Ironi Hari Pers Nasional: Lupa Soal Kekerasan Terhadap Wartawan

Surabaya, IDN Times - Ruangan itu tidak seberapa besar. Hanya terlihat beberapa kursi dan tikar yang disediakan panitia. Tidak ada layar untuk memproyeksikan presentasi, hanya tembok putih.
Para pembicara memakai sandal jepit. Bahkan ada yang nyeker atau tanpa alas kaki sama sekali. Namun, ambisi mereka melampaui ruangan itu. Mereka adalah para anggota Aliansi Jurnalis Independen (AJI).
Acara di C2O Library pada Jumat sore (8/2) itu dipakai sebagai representasi perlawanan terhadap rangkaian Hari Pers Nasional 2019 (HPN) yang sedang dirayakan di sebuah hotel mewah, hanya beberapa kilometer dari tempat mereka berada.
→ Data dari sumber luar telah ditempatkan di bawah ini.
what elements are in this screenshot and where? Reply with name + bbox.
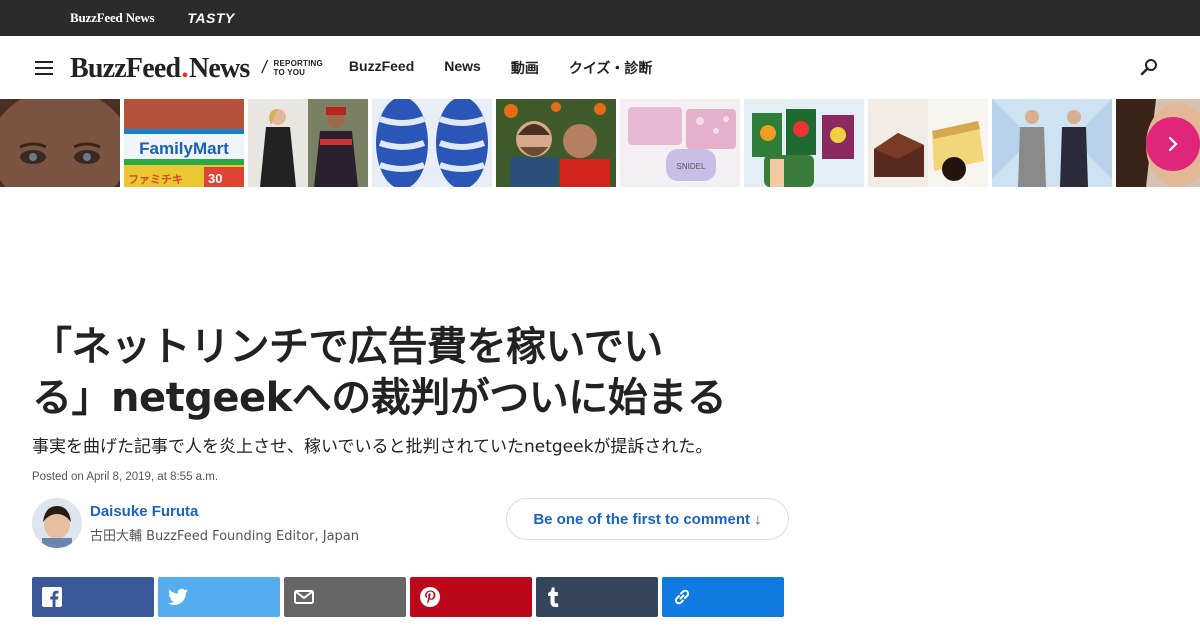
author-name-link[interactable]: Daisuke Furuta [90, 503, 359, 520]
byline: Daisuke Furuta 古田大輔 BuzzFeed Founding Ed… [32, 498, 792, 548]
main-nav: BuzzFeed News 動画 クイズ・診断 [349, 58, 653, 78]
thumbnail-two-women[interactable] [248, 99, 368, 187]
search-icon[interactable] [1140, 58, 1158, 76]
share-facebook-button[interactable] [32, 577, 154, 617]
tagline: / REPORTING TO YOU [259, 57, 323, 77]
thumbnail-two-men-oranges[interactable] [496, 99, 616, 187]
share-twitter-button[interactable] [158, 577, 280, 617]
share-tumblr-button[interactable] [536, 577, 658, 617]
familymart-price-text: 30 [208, 171, 222, 186]
familymart-bottom-text: ファミチキ [128, 173, 183, 186]
share-pinterest-button[interactable] [410, 577, 532, 617]
link-icon [674, 589, 690, 605]
nav-item-news[interactable]: News [444, 58, 481, 78]
thumbnail-cakes[interactable] [868, 99, 988, 187]
logo-buzzfeed-text: BuzzFeed [70, 52, 181, 84]
familymart-sign-text: FamilyMart [139, 139, 229, 158]
article-header: 「ネットリンチで広告費を稼いでい る」netgeekへの裁判がついに始まる 事実… [32, 322, 792, 548]
snidel-brand-text: SNIDEL [677, 162, 706, 171]
author-avatar[interactable] [32, 498, 82, 548]
email-icon [294, 590, 314, 604]
share-link-button[interactable] [662, 577, 784, 617]
thumbnail-freckled-face[interactable] [0, 99, 120, 187]
logo-news-text: News [188, 52, 250, 84]
thumbnail-two-men-stage[interactable] [992, 99, 1112, 187]
chevron-right-icon[interactable] [1146, 117, 1200, 171]
buzzfeed-news-brand-link[interactable]: BuzzFeed News [70, 10, 155, 26]
site-logo[interactable]: BuzzFeed . News [70, 51, 250, 85]
facebook-icon [42, 587, 62, 607]
article-description: 事実を曲げた記事で人を炎上させ、稼いでいると批判されていたnetgeekが提訴さ… [32, 437, 713, 457]
headline-line1: 「ネットリンチで広告費を稼いでい [32, 324, 663, 370]
nav-item-quiz[interactable]: クイズ・診断 [569, 58, 653, 78]
twitter-icon [168, 588, 188, 605]
nav-item-video[interactable]: 動画 [511, 58, 539, 78]
nav-item-buzzfeed[interactable]: BuzzFeed [349, 58, 414, 78]
share-email-button[interactable] [284, 577, 406, 617]
tumblr-icon [548, 587, 559, 607]
thumbnail-familymart[interactable]: FamilyMart ファミチキ 30 [124, 99, 244, 187]
headline-line2: る」netgeekへの裁判がついに始まる [32, 375, 727, 421]
pinterest-icon [420, 587, 440, 607]
logo-dot: . [181, 50, 188, 84]
trending-thumbnail-strip: FamilyMart ファミチキ 30 SNIDEL [0, 99, 1200, 187]
thumbnail-blue-slippers[interactable] [372, 99, 492, 187]
author-role: 古田大輔 BuzzFeed Founding Editor, Japan [90, 528, 360, 544]
page-title: 「ネットリンチで広告費を稼いでい る」netgeekへの裁判がついに始まる [32, 322, 792, 424]
hamburger-menu-icon[interactable] [35, 60, 53, 75]
comment-button[interactable]: Be one of the first to comment ↓ [506, 498, 789, 540]
top-brand-bar: BuzzFeed News TASTY [0, 0, 1200, 36]
thumbnail-snack-boxes[interactable] [744, 99, 864, 187]
main-header: BuzzFeed . News / REPORTING TO YOU BuzzF… [0, 36, 1200, 99]
tagline-line1: REPORTING [273, 58, 323, 68]
tasty-brand-link[interactable]: TASTY [187, 10, 234, 26]
share-bar [32, 577, 784, 617]
tagline-line2: TO YOU [273, 67, 306, 77]
thumbnail-snidel-pouch[interactable]: SNIDEL [620, 99, 740, 187]
post-timestamp: Posted on April 8, 2019, at 8:55 a.m. [32, 471, 219, 483]
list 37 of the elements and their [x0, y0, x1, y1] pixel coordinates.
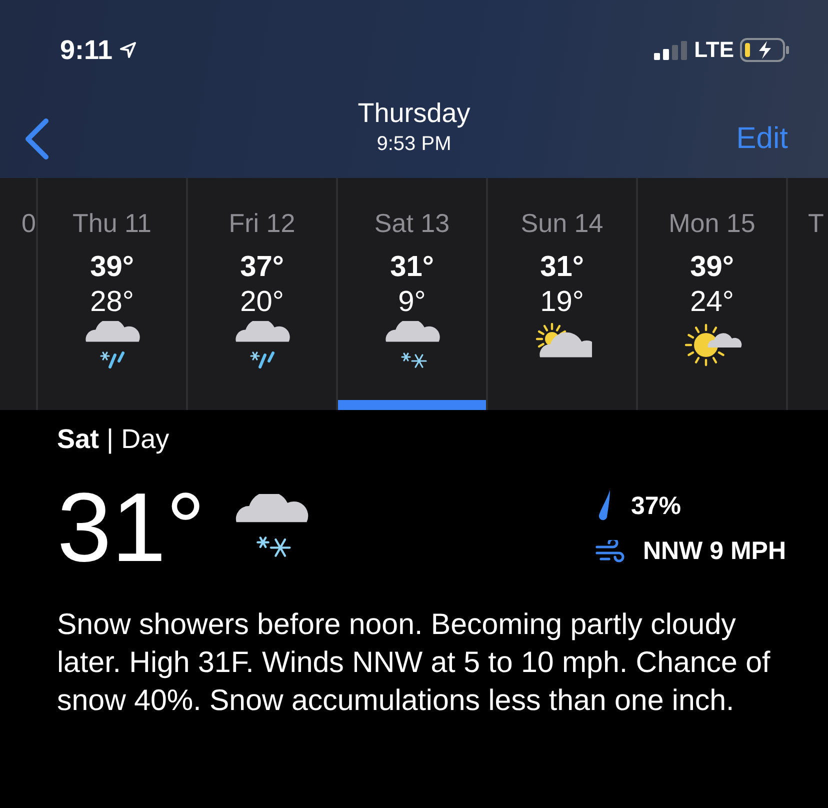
period-heading: Sat | Day: [57, 424, 170, 455]
high-temp: 39°: [690, 251, 734, 284]
signal-icon: [654, 40, 688, 60]
location-arrow-icon: [118, 41, 137, 59]
forecast-description: Snow showers before noon. Becoming partly cloudy later. High 31F. Winds NNW at 5 to 10 mph. Chance of snow 40%. Snow accumulations less than one inch.: [57, 607, 772, 719]
day-tab[interactable]: Mon 15 39° 24°: [638, 178, 788, 410]
low-temp: 24°: [690, 286, 734, 319]
back-button[interactable]: [24, 118, 50, 160]
current-temp: 31°: [57, 471, 206, 584]
nav-title: Thursday: [358, 98, 470, 129]
low-temp: 20°: [240, 286, 284, 319]
day-label: Sun 14: [520, 208, 604, 239]
low-temp: 9°: [398, 286, 426, 319]
low-temp: 19°: [540, 286, 584, 319]
wind-icon: [594, 540, 625, 564]
nav-subtitle: 9:53 PM: [376, 133, 452, 156]
day-label: Mon 15: [668, 208, 756, 239]
battery-icon: [740, 38, 790, 62]
back-chevron-icon: [24, 118, 50, 160]
day-tab[interactable]: Thu 11 39° 28°: [38, 178, 188, 410]
day-label: Sat 13: [374, 208, 450, 239]
high-temp: 31°: [540, 251, 584, 284]
network-label: LTE: [694, 37, 734, 63]
low-temp: 28°: [90, 286, 134, 319]
high-temp: 31°: [390, 251, 434, 284]
high-temp: 39°: [90, 251, 134, 284]
day-label: Thu 11: [72, 208, 152, 239]
day-tab[interactable]: Sun 14 31° 19°: [488, 178, 638, 410]
day-tab[interactable]: Fri 12 37° 20°: [188, 178, 338, 410]
day-label: 0: [20, 208, 36, 239]
day-label: T: [807, 208, 825, 239]
status-time: 9:11: [60, 34, 113, 66]
day-label: Fri 12: [228, 208, 296, 239]
high-temp: 37°: [240, 251, 284, 284]
precip-chance: 37%: [630, 492, 681, 520]
day-tab[interactable]: Sat 13 31° 9°: [338, 178, 488, 410]
wind-reading: NNW 9 MPH: [642, 537, 786, 566]
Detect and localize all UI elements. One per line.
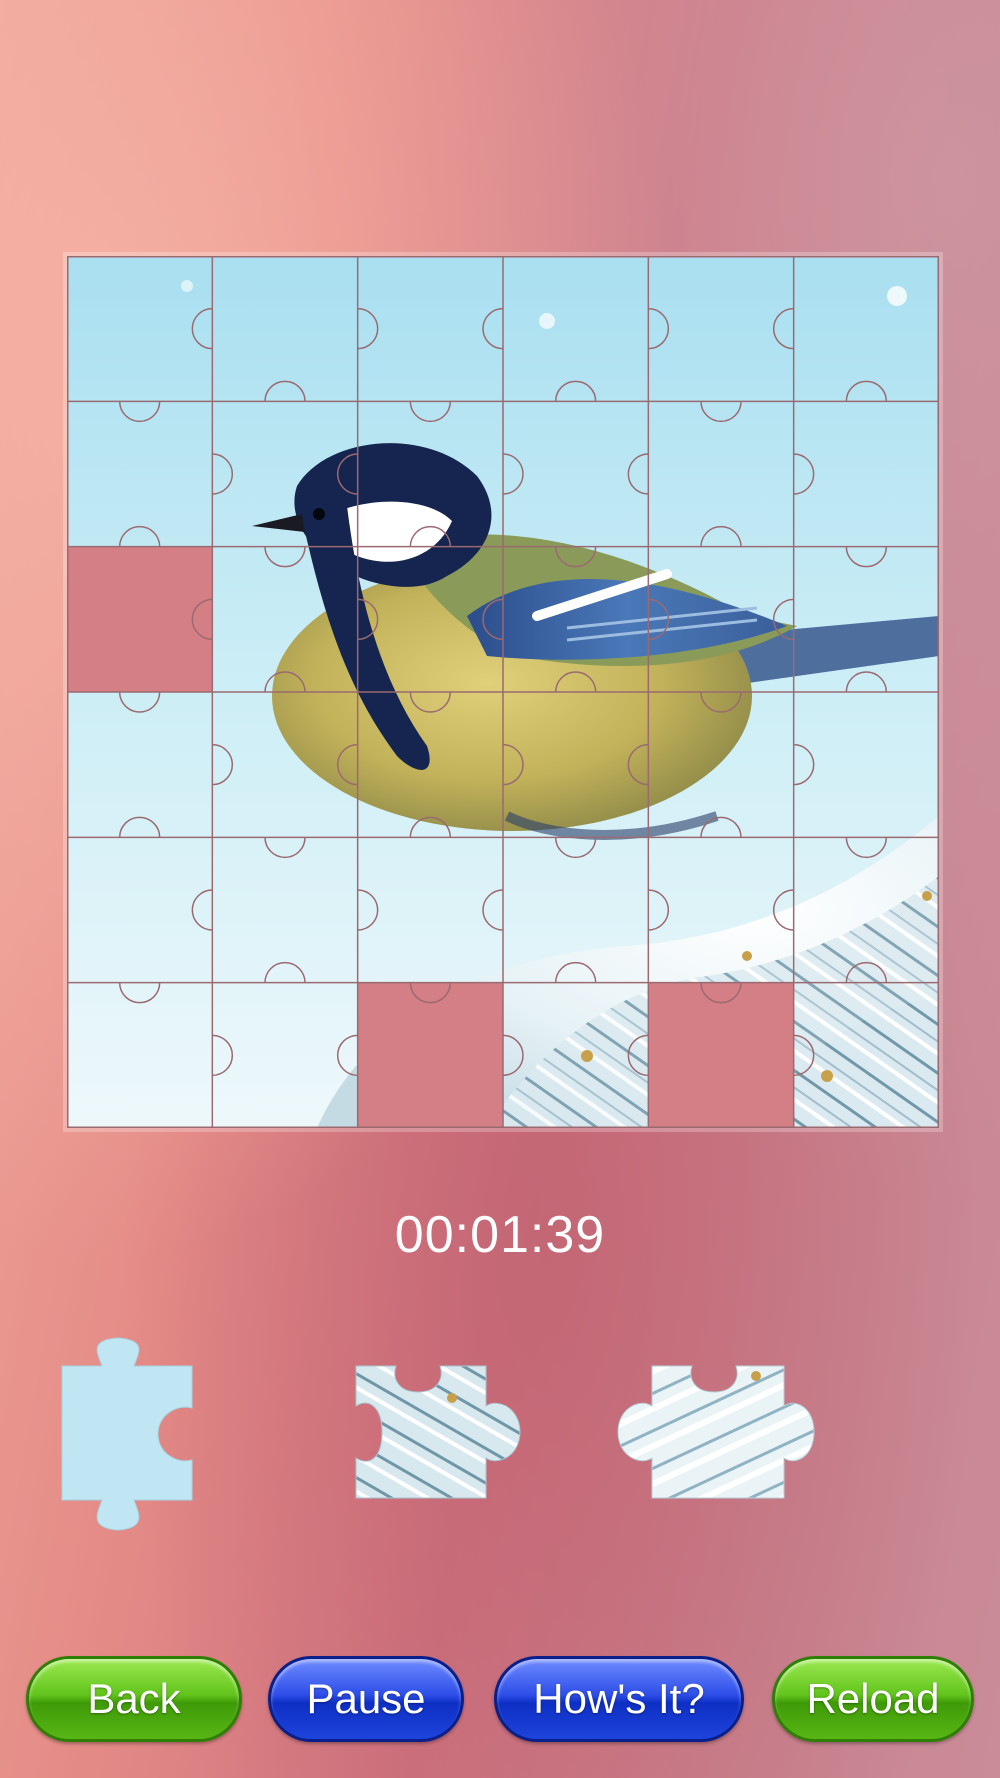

1. AJI: PWI tidak memberikan perlindungan kepada wartawan
Pengurus HPN yang jatuh pada 9 Februari adalah Persatuan Wartawan Indonesia (PWI). Dalam diskusi bertajuk 'Menggugat Hari Pers Nasional', mantan Ketua AJI Eko Maryadi berkata melalui sambungan telepon bahwa organisasinya adalah antitesis dari PWI. Menurutnya, PWI justru "tidak memberikan perlindungan" kepada wartawan dalam menjalankan fungsi-fungsi kerja mereka.
"AJI kan lahir dari pemberedelan tiga media pada 21 Juni 1994. Tiga media itu adalah Detik, Tempo dan Editor. Saat itu malah sikap PWI tidak memberikan perlindungan kepada mereka. Padahal, sebagian pendiri AJI adalah anggota PWI," ucapnya. "Waktu itu PWI berkata bisa memahami kenapa pemerintah memberedel tiga media ini."